02.05.2008 | DKB, Deutsche Kreditbank AG: Verbesserungspotential im Kundenservice und bei den Gebühren
Die DKB Brokerage-Seiten sind informativ sowie schnell im Aufbau und trotz kleiner Schrift relativ übersichtlich, aber für meinen Geschmack dann doch zu farblos und schlicht. Ich vermisse hier einen individuellen Stil. Ich hatte öfters Probleme beim Login, obwohl ich mir ziemlich sicher war, das Passwort korrekt eingegeben zu haben. Die Bank hat mir dann immerhin innerhalb eines Tages per Post schriftlich ein neues Passwort zugesendet. Hierfür waren aber einige Mails an die Kundenbetreuung der Bank erforderlich. Die Kundenbetreuung reagierte dabei oft mit nach meinem Gefühl standardisierten Antworten. Eine kostenfreie Kundenhotline existiert nicht. Hier sehe ich eine Möglichkeit zur Verbesserung.

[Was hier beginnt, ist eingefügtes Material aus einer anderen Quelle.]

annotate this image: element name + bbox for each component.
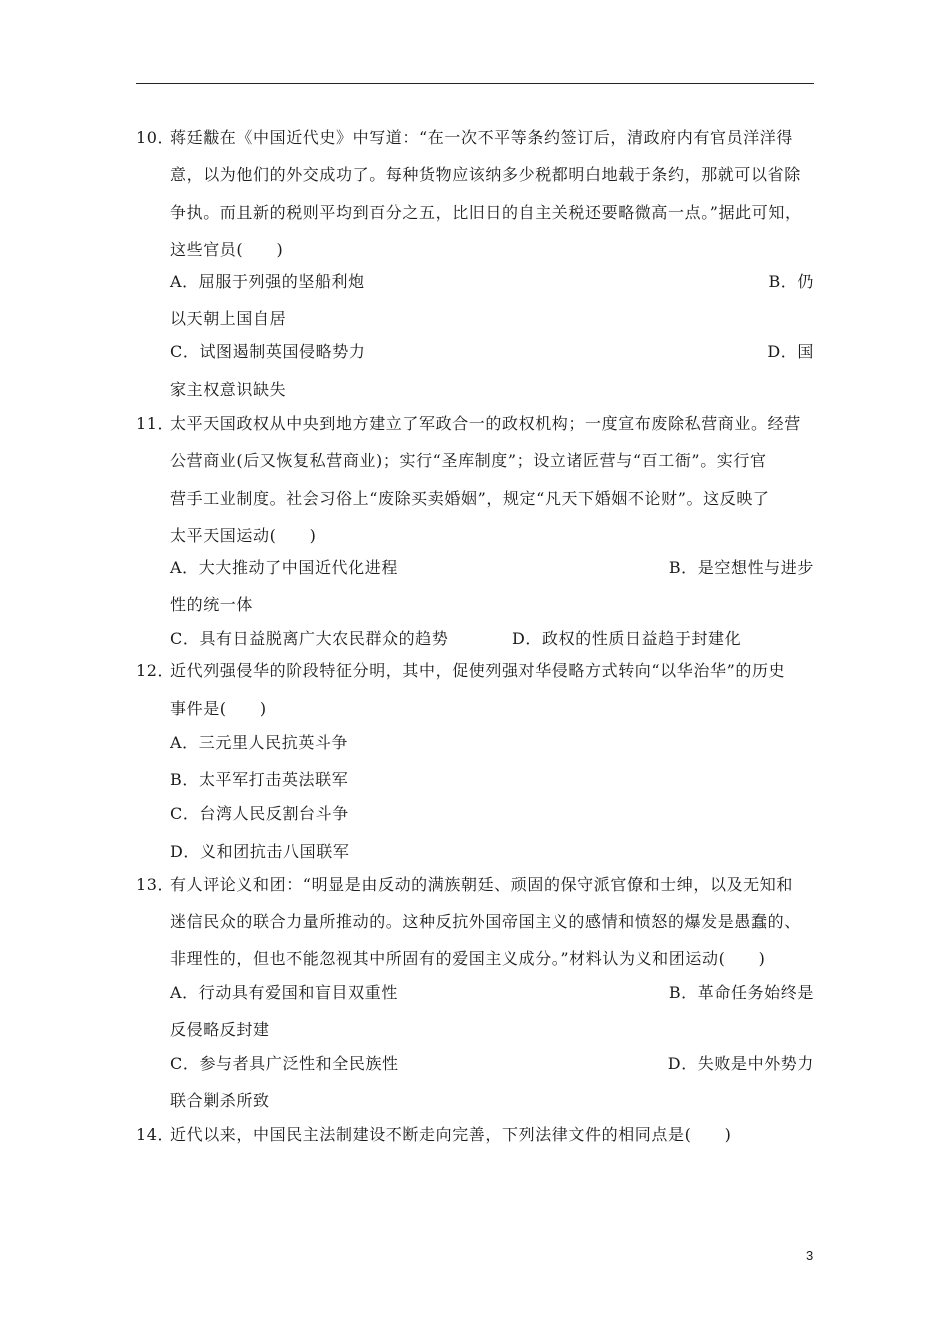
question-10-line-2: 意，以为他们的外交成功了。每种货物应该纳多少税都明白地载于条约，那就可以省除 bbox=[170, 165, 801, 184]
question-10-option-b-cont: 以天朝上国自居 bbox=[170, 309, 287, 328]
question-10-option-c: C．试图遏制英国侵略势力 bbox=[170, 342, 366, 361]
question-10-number: 10． bbox=[136, 128, 175, 147]
question-11-option-b: B．是空想性与进步 bbox=[668, 558, 814, 577]
page-number: 3 bbox=[806, 1248, 814, 1263]
question-11-option-d: D．政权的性质日益趋于封建化 bbox=[512, 629, 742, 648]
question-12-line-1: 近代列强侵华的阶段特征分明，其中，促使列强对华侵略方式转向“以华治华”的历史 bbox=[170, 661, 786, 680]
question-11-line-2: 公营商业(后又恢复私营商业)；实行“圣库制度”；设立诸匠营与“百工衙”。实行官 bbox=[170, 451, 767, 470]
question-10-line-1: 蒋廷黻在《中国近代史》中写道：“在一次不平等条约签订后，清政府内有官员洋洋得 bbox=[170, 128, 793, 147]
question-12-number: 12． bbox=[136, 661, 175, 680]
question-13-option-b-cont: 反侵略反封建 bbox=[170, 1020, 270, 1039]
question-11-option-b-cont: 性的统一体 bbox=[170, 595, 254, 614]
question-11-line-3: 营手工业制度。社会习俗上“废除买卖婚姻”，规定“凡天下婚姻不论财”。这反映了 bbox=[170, 489, 770, 508]
question-12-line-2: 事件是( ) bbox=[170, 699, 267, 718]
question-13-line-2: 迷信民众的联合力量所推动的。这种反抗外国帝国主义的感情和愤怒的爆发是愚蠢的、 bbox=[170, 912, 801, 931]
question-10-line-4: 这些官员( ) bbox=[170, 240, 284, 259]
question-12-option-d: D．义和团抗击八国联军 bbox=[170, 842, 350, 861]
question-10-option-b: B．仍 bbox=[768, 272, 814, 291]
question-12-option-c: C．台湾人民反割台斗争 bbox=[170, 804, 349, 823]
question-11-option-c: C．具有日益脱离广大农民群众的趋势 bbox=[170, 629, 449, 648]
question-12-option-b: B．太平军打击英法联军 bbox=[170, 770, 349, 789]
question-13-option-c: C．参与者具广泛性和全民族性 bbox=[170, 1054, 399, 1073]
question-11-number: 11． bbox=[136, 414, 175, 433]
question-13-option-a: A．行动具有爱国和盲目双重性 bbox=[170, 983, 398, 1002]
question-10-option-a: A．屈服于列强的坚船利炮 bbox=[170, 272, 365, 291]
question-14-number: 14． bbox=[136, 1125, 175, 1144]
question-11-option-a: A．大大推动了中国近代化进程 bbox=[170, 558, 398, 577]
question-11-line-4: 太平天国运动( ) bbox=[170, 526, 317, 545]
question-12-option-a: A．三元里人民抗英斗争 bbox=[170, 733, 349, 752]
question-11-line-1: 太平天国政权从中央到地方建立了军政合一的政权机构；一度宣布废除私营商业。经营 bbox=[170, 414, 801, 433]
question-13-option-b: B．革命任务始终是 bbox=[668, 983, 814, 1002]
question-10-line-3: 争执。而且新的税则平均到百分之五，比旧日的自主关税还要略微高一点。”据此可知， bbox=[170, 203, 802, 222]
header-rule bbox=[136, 83, 814, 84]
question-14-line-1: 近代以来，中国民主法制建设不断走向完善，下列法律文件的相同点是( ) bbox=[170, 1125, 732, 1144]
question-13-line-1: 有人评论义和团：“明显是由反动的满族朝廷、顽固的保守派官僚和士绅，以及无知和 bbox=[170, 875, 793, 894]
question-13-option-d: D．失败是中外势力 bbox=[667, 1054, 814, 1073]
question-13-option-d-cont: 联合剿杀所致 bbox=[170, 1091, 270, 1110]
question-10-option-d-cont: 家主权意识缺失 bbox=[170, 380, 287, 399]
question-13-line-3: 非理性的，但也不能忽视其中所固有的爱国主义成分。”材料认为义和团运动( ) bbox=[170, 949, 766, 968]
question-13-number: 13． bbox=[136, 875, 175, 894]
question-10-option-d: D．国 bbox=[767, 342, 814, 361]
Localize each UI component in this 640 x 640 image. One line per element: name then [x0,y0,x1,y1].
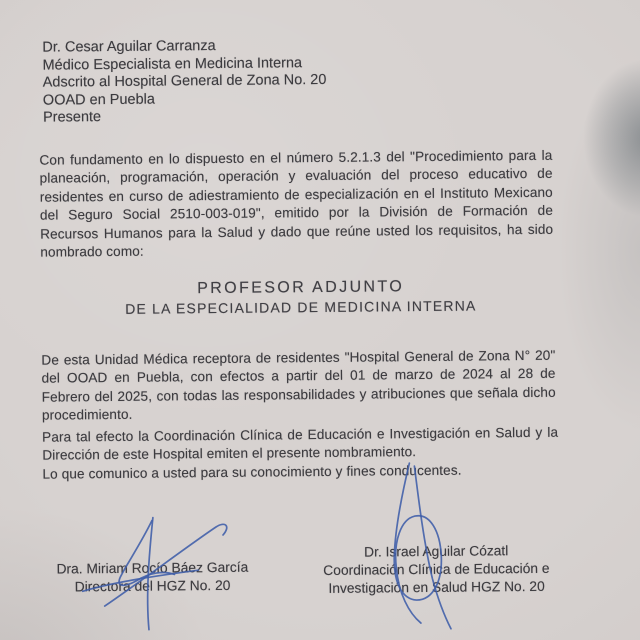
recipient-block [42,37,327,128]
signer-left-name: Dra. Miriam Rocío Báez García [56,559,249,577]
paragraph-legal-basis: Con fundamento en lo dispuesto en el número 5.2.1.3 del "Procedimiento para la planeación, programación, operación y evaluación del proceso educativo de residentes en curso de adiestramiento de especialización en el Instituto Mexicano del Seguro Social 2510-003-019", emitido por la División de Formación de Recursos Humanos para la Salud y dado que reúne usted los requisitos, ha sido nombrado como: [39,147,554,260]
paragraph-issuers: Para tal efecto la Coordinación Clínica de Educación e Investigación en Salud y la Dirección de este Hospital emiten el presente nombramiento. [42,424,559,464]
appointment-title-line2: DE LA ESPECIALIDAD DE MEDICINA INTERNA [125,297,477,317]
signer-left-role: Directora del HGZ No. 20 [74,577,231,595]
paragraph-closing: Lo que comunico a usted para su conocimiento y fines conducentes. [42,462,462,482]
recipient-present: Presente [42,109,102,127]
appointment-title-line1: PROFESOR ADJUNTO [197,278,405,298]
paragraph-term: De esta Unidad Médica receptora de residentes "Hospital General de Zona N° 20" del OOAD en Puebla, con efectos a partir del 01 de marzo de 2024 al 28 de Febrero del 2025, con todas las responsabilidades y atribuciones que señala dicho procedimiento. [41,347,556,423]
signer-right-role-line2: Investigación en Salud HGZ No. 20 [328,578,545,596]
recipient-name: Dr. Cesar Aguilar Carranza [42,37,216,56]
signer-right-name: Dr. Israel Aguilar Cózatl [364,543,509,560]
signer-right-role-line1: Coordinación Clínica de Educación e [323,560,550,578]
recipient-ooad: OOAD en Puebla [42,91,155,109]
recipient-specialty: Médico Especialista en Medicina Interna [42,54,303,74]
recipient-assignment: Adscrito al Hospital General de Zona No. 20 [42,72,327,91]
appointment-title [40,275,562,319]
signature-block-director [27,558,277,596]
signature-block-coordinator [311,542,562,598]
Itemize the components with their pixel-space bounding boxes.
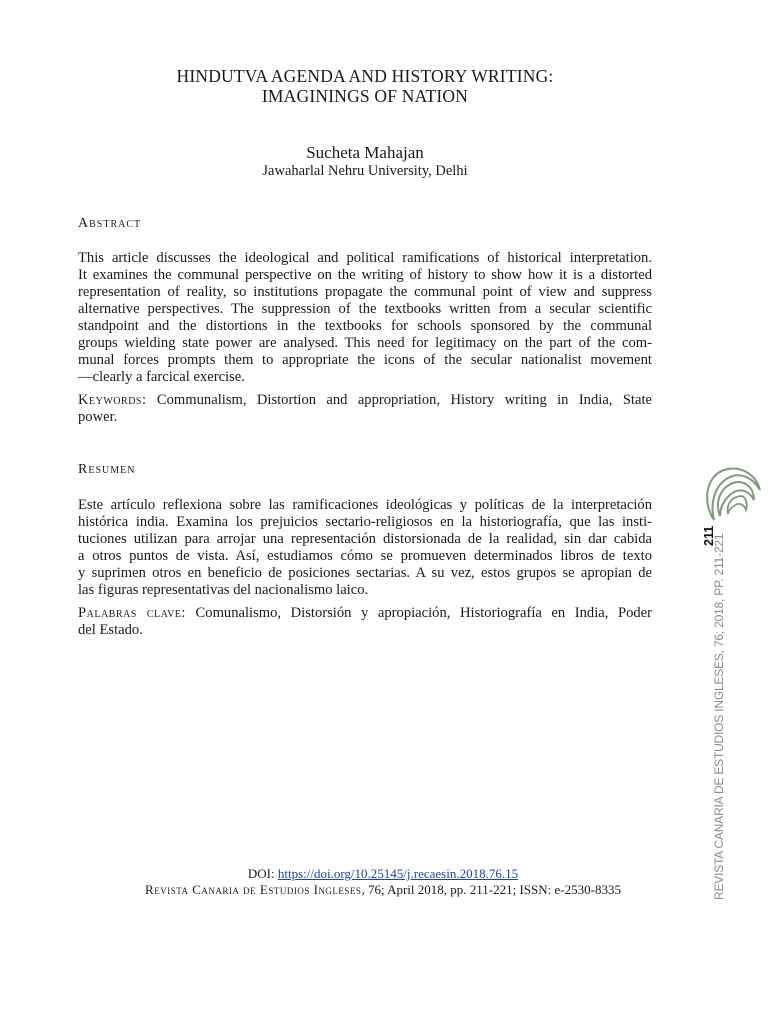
abstract-line: standpoint and the distortions in the textbooks for schools sponsored by the communal (78, 318, 652, 334)
palabras-clave-line-2: del Estado. (78, 622, 143, 638)
keywords-line-2: power. (78, 409, 118, 425)
palabras-clave-label: Palabras clave: (78, 605, 186, 621)
keywords-label: Keywords: (78, 392, 147, 408)
author-affiliation: Jawaharlal Nehru University, Delhi (262, 163, 468, 179)
palabras-clave-text: Comunalismo, Distorsión y apropiación, Historiografía en India, Poder (185, 605, 653, 621)
journal-name: Revista Canaria de Estudios Ingleses (145, 882, 362, 897)
resumen-line: Este artículo reflexiona sobre las ramificaciones ideológicas y políticas de la interpretación (78, 497, 652, 513)
palabras-clave-line (78, 605, 652, 622)
resumen-line: y suprimen otros en beneficio de posiciones sectarias. A su vez, estos grupos se apropian de (78, 565, 652, 581)
journal-details: , 76; April 2018, pp. 211-221; ISSN: e-2530-8335 (361, 882, 621, 897)
keywords-text: Communalism, Distortion and appropriation, History writing in India, State (146, 392, 652, 408)
abstract-line: groups wielding state power are analysed. This need for legitimacy on the part of the com- (78, 335, 652, 351)
abstract-line: alternative perspectives. The suppression of the textbooks written from a secular scientific (78, 301, 652, 317)
abstract-line: munal forces prompts them to appropriate the icons of the secular nationalist movement (78, 352, 652, 368)
article-title (78, 66, 652, 106)
journal-citation (78, 882, 688, 898)
resumen-heading: Resumen (78, 462, 136, 477)
leaf-logo-icon (700, 456, 762, 526)
abstract-line: —clearly a farcical exercise. (78, 369, 245, 385)
author-name: Sucheta Mahajan (306, 143, 424, 162)
abstract-line: It examines the communal perspective on the writing of history to show how it is a distorted (78, 267, 652, 283)
keywords-line (78, 392, 652, 409)
doi-label: DOI: (247, 866, 278, 881)
abstract-body (78, 250, 652, 386)
resumen-body (78, 497, 652, 599)
abstract-line: representation of reality, so institutions propagate the communal point of view and suppress (78, 284, 652, 300)
resumen-keywords (78, 605, 652, 639)
resumen-line: histórica india. Examina los prejuicios sectario-religiosos en la historiografía, que las insti- (78, 514, 652, 530)
abstract-line: This article discusses the ideological and political ramifications of historical interpretation. (78, 250, 652, 266)
resumen-line: tuciones utilizan para arrojar una representación distorsionada de la realidad, sin dar cabida (78, 531, 652, 547)
doi-line (78, 866, 688, 882)
resumen-line: las figuras representativas del nacionalismo laico. (78, 582, 369, 598)
abstract-keywords (78, 392, 652, 426)
resumen-line: a otros puntos de vista. Así, estudiamos cómo se promueven determinados libros de texto (78, 548, 652, 564)
running-head: REVISTA CANARIA DE ESTUDIOS INGLESES, 76; 2018, PP. 211-221 (712, 533, 726, 900)
page-number: 211 (702, 525, 716, 546)
abstract-heading: Abstract (78, 216, 142, 231)
title-line-1: HINDUTVA AGENDA AND HISTORY WRITING: (176, 66, 554, 86)
doi-link[interactable]: https://doi.org/10.25145/j.recaesin.2018.76.15 (277, 866, 519, 881)
title-line-2: IMAGININGS OF NATION (261, 86, 469, 106)
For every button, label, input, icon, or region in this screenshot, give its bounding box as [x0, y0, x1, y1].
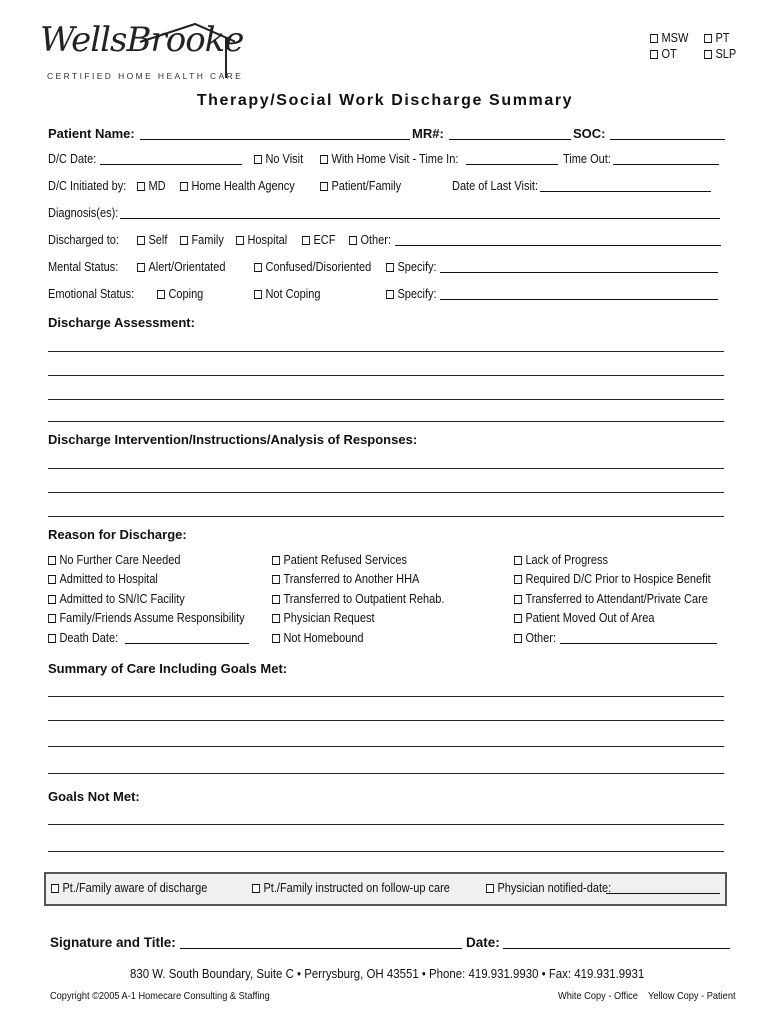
intervention-line[interactable]: [48, 492, 724, 493]
reason-option[interactable]: Patient Moved Out of Area: [514, 611, 654, 625]
logo-tagline: CERTIFIED HOME HEALTH CARE: [47, 71, 244, 81]
with-home-visit-option[interactable]: With Home Visit - Time In:: [320, 152, 458, 166]
dc-date-field[interactable]: [100, 164, 242, 165]
checkbox-icon[interactable]: [157, 290, 165, 299]
checkbox-icon[interactable]: [486, 884, 494, 893]
discharged-hospital-option[interactable]: Hospital: [236, 233, 287, 247]
last-visit-label: Date of Last Visit:: [452, 179, 539, 193]
discharged-other-option[interactable]: Other:: [349, 233, 391, 247]
discharged-ecf-option[interactable]: ECF: [302, 233, 335, 247]
checkbox-icon[interactable]: [137, 263, 145, 272]
emotional-not-coping-option[interactable]: Not Coping: [254, 287, 320, 301]
page-title: Therapy/Social Work Discharge Summary: [196, 92, 574, 109]
initiated-patient-family-option[interactable]: Patient/Family: [320, 179, 401, 193]
mr-field[interactable]: [449, 139, 571, 140]
summary-line[interactable]: [48, 720, 724, 721]
discipline-pt[interactable]: PT: [704, 31, 730, 45]
reason-option[interactable]: Not Homebound: [272, 631, 364, 645]
intervention-line[interactable]: [48, 468, 724, 469]
checkbox-icon[interactable]: [180, 182, 188, 191]
emotional-specify-field[interactable]: [440, 299, 718, 300]
reason-option[interactable]: Physician Request: [272, 611, 375, 625]
assessment-line[interactable]: [48, 351, 724, 352]
checkbox-icon[interactable]: [704, 50, 712, 59]
discharged-family-option[interactable]: Family: [180, 233, 224, 247]
patient-name-field[interactable]: [140, 139, 410, 140]
mental-status-label: Mental Status:: [48, 260, 119, 274]
death-date-field[interactable]: [125, 643, 249, 644]
reason-option[interactable]: No Further Care Needed: [48, 553, 181, 567]
discharged-to-label: Discharged to:: [48, 233, 119, 247]
diagnosis-field[interactable]: [120, 218, 720, 219]
intervention-heading: Discharge Intervention/Instructions/Analysis of Responses:: [48, 432, 418, 447]
summary-line[interactable]: [48, 746, 724, 747]
signature-field[interactable]: [180, 948, 462, 949]
checkbox-icon[interactable]: [48, 634, 56, 643]
checkbox-icon[interactable]: [650, 34, 658, 43]
assessment-line[interactable]: [48, 421, 724, 422]
checkbox-icon[interactable]: [48, 614, 56, 623]
reason-option[interactable]: Death Date:: [48, 631, 118, 645]
checkbox-icon[interactable]: [272, 556, 280, 565]
footer-copyright: Copyright ©2005 A-1 Homecare Consulting & Staffing: [50, 990, 270, 1002]
mental-specify-field[interactable]: [440, 272, 718, 273]
checkbox-icon[interactable]: [252, 884, 260, 893]
family-instructed-option[interactable]: Pt./Family instructed on follow-up care: [252, 881, 450, 895]
checkbox-icon[interactable]: [320, 155, 328, 164]
checkbox-icon[interactable]: [48, 595, 56, 604]
checkbox-icon[interactable]: [514, 556, 522, 565]
checkbox-icon[interactable]: [514, 595, 522, 604]
checkbox-icon[interactable]: [704, 34, 712, 43]
discipline-slp[interactable]: SLP: [704, 47, 736, 61]
physician-notified-option[interactable]: Physician notified-date:: [486, 881, 611, 895]
mental-alert-option[interactable]: Alert/Orientated: [137, 260, 225, 274]
checkbox-icon[interactable]: [302, 236, 310, 245]
reason-option[interactable]: Transferred to Outpatient Rehab.: [272, 592, 444, 606]
reason-option[interactable]: Lack of Progress: [514, 553, 608, 567]
logo-wordmark: WellsBrooke: [40, 20, 244, 60]
checkbox-icon[interactable]: [349, 236, 357, 245]
goals-not-met-heading: Goals Not Met:: [48, 789, 140, 804]
checkbox-icon[interactable]: [180, 236, 188, 245]
reason-option[interactable]: Admitted to SN/IC Facility: [48, 592, 185, 606]
soc-field[interactable]: [610, 139, 725, 140]
initiated-hha-option[interactable]: Home Health Agency: [180, 179, 295, 193]
intervention-line[interactable]: [48, 516, 724, 517]
family-aware-option[interactable]: Pt./Family aware of discharge: [51, 881, 207, 895]
checkbox-icon[interactable]: [254, 290, 262, 299]
goals-line[interactable]: [48, 824, 724, 825]
no-visit-option[interactable]: No Visit: [254, 152, 303, 166]
diagnosis-label: Diagnosis(es):: [48, 206, 119, 220]
checkbox-icon[interactable]: [386, 290, 394, 299]
reason-option[interactable]: Patient Refused Services: [272, 553, 407, 567]
discharge-assessment-heading: Discharge Assessment:: [48, 315, 195, 330]
discipline-ot[interactable]: OT: [650, 47, 677, 61]
patient-name-label: Patient Name:: [48, 126, 135, 141]
footer-copies: White Copy - Office Yellow Copy - Patient: [558, 990, 736, 1002]
checkbox-icon[interactable]: [254, 263, 262, 272]
mental-specify-option[interactable]: Specify:: [386, 260, 437, 274]
reason-option[interactable]: Transferred to Another HHA: [272, 572, 419, 586]
goals-line[interactable]: [48, 851, 724, 852]
dc-date-label: D/C Date:: [48, 152, 97, 166]
assessment-line[interactable]: [48, 399, 724, 400]
soc-label: SOC:: [573, 126, 606, 141]
checkbox-icon[interactable]: [514, 614, 522, 623]
emotional-coping-option[interactable]: Coping: [157, 287, 203, 301]
checkbox-icon[interactable]: [514, 634, 522, 643]
reason-option[interactable]: Required D/C Prior to Hospice Benefit: [514, 572, 711, 586]
reason-option[interactable]: Other:: [514, 631, 556, 645]
footer-address: 830 W. South Boundary, Suite C • Perrysburg, OH 43551 • Phone: 419.931.9930 • Fax: 419.931.9931: [130, 966, 645, 981]
checkbox-icon[interactable]: [48, 575, 56, 584]
checkbox-icon[interactable]: [272, 634, 280, 643]
signature-date-label: Date:: [466, 935, 500, 950]
checkbox-icon[interactable]: [254, 155, 262, 164]
time-out-label: Time Out:: [563, 152, 611, 166]
reason-option[interactable]: Transferred to Attendant/Private Care: [514, 592, 708, 606]
summary-line[interactable]: [48, 696, 724, 697]
dc-initiated-label: D/C Initiated by:: [48, 179, 127, 193]
initiated-md-option[interactable]: MD: [137, 179, 166, 193]
checkbox-icon[interactable]: [48, 556, 56, 565]
assessment-line[interactable]: [48, 375, 724, 376]
reason-other-field[interactable]: [560, 643, 717, 644]
physician-notified-date-field[interactable]: [606, 893, 720, 894]
discipline-msw[interactable]: MSW: [650, 31, 688, 45]
signature-date-field[interactable]: [503, 948, 730, 949]
summary-heading: Summary of Care Including Goals Met:: [48, 661, 288, 676]
checkbox-icon[interactable]: [272, 575, 280, 584]
summary-line[interactable]: [48, 773, 724, 774]
checkbox-icon[interactable]: [386, 263, 394, 272]
checkbox-icon[interactable]: [514, 575, 522, 584]
mr-label: MR#:: [412, 126, 444, 141]
time-in-field[interactable]: [466, 164, 558, 165]
emotional-specify-option[interactable]: Specify:: [386, 287, 437, 301]
reason-option[interactable]: Family/Friends Assume Responsibility: [48, 611, 245, 625]
last-visit-field[interactable]: [540, 191, 711, 192]
checkbox-icon[interactable]: [650, 50, 658, 59]
emotional-status-label: Emotional Status:: [48, 287, 135, 301]
reason-heading: Reason for Discharge:: [48, 527, 187, 542]
reason-option[interactable]: Admitted to Hospital: [48, 572, 158, 586]
checkbox-icon[interactable]: [320, 182, 328, 191]
checkbox-icon[interactable]: [137, 236, 145, 245]
checkbox-icon[interactable]: [272, 595, 280, 604]
mental-confused-option[interactable]: Confused/Disoriented: [254, 260, 371, 274]
checkbox-icon[interactable]: [272, 614, 280, 623]
discharged-other-field[interactable]: [395, 245, 721, 246]
checkbox-icon[interactable]: [137, 182, 145, 191]
checkbox-icon[interactable]: [51, 884, 59, 893]
discharged-self-option[interactable]: Self: [137, 233, 167, 247]
time-out-field[interactable]: [613, 164, 719, 165]
checkbox-icon[interactable]: [236, 236, 244, 245]
signature-label: Signature and Title:: [50, 935, 176, 950]
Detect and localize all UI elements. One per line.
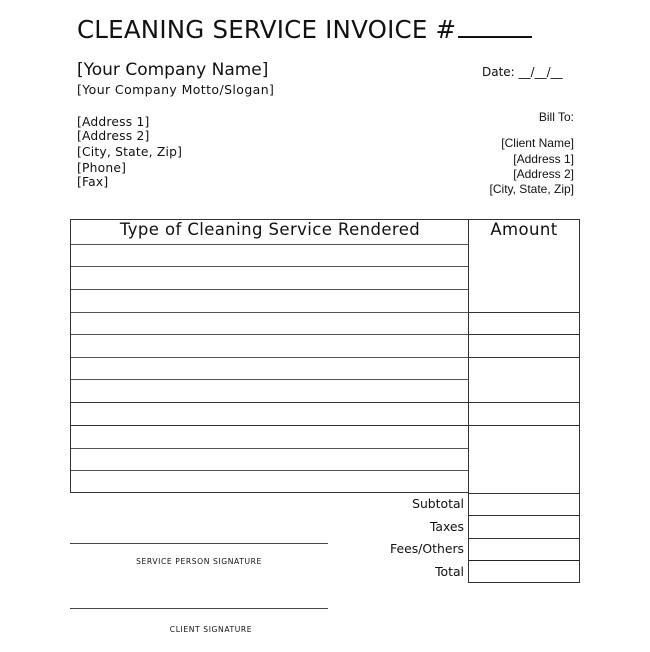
- row-divider: [71, 289, 469, 290]
- client-signature-line: [70, 608, 328, 609]
- row-divider: [71, 425, 469, 426]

Das Prämiensystem mit den Bonuspunkten (z. B. für einen Produktabschluss) verwirrt mich, da der reale Wert, der hinter einem Bonuspunkt steckt, nicht bekannt ist. Für zigtausende Bonuspunkte erhält man z. B. kostenfreien Eintritt in einen Freizeitpark, der fern vom eigenen Wohnort in einem anderen Bundesland liegt. Für mich völlig uninteressant.
Von der DKB-Bank habe ich bisher keinerlei Werbebriefe per Post erhalten, was mich dann doch etwas verwundert. Manche Bank versendet zu viel an Werbung, die DKB zu wenig für meinen Geschmack. Dafür sind von der Bank sehr viele Anzeigen im Internet sichtbar. Aus den genannten Gründen habe ich das Depot bei der DKB bisher meinen Bekannten und Freunden nicht weiterempfohlen, obwohl die Konditionen für Aktienkäufe günstig sind. In diesem Zusammenhang würde ich mir ein kostenfreies Depot wünschen ohne jegliche Grundgebühr.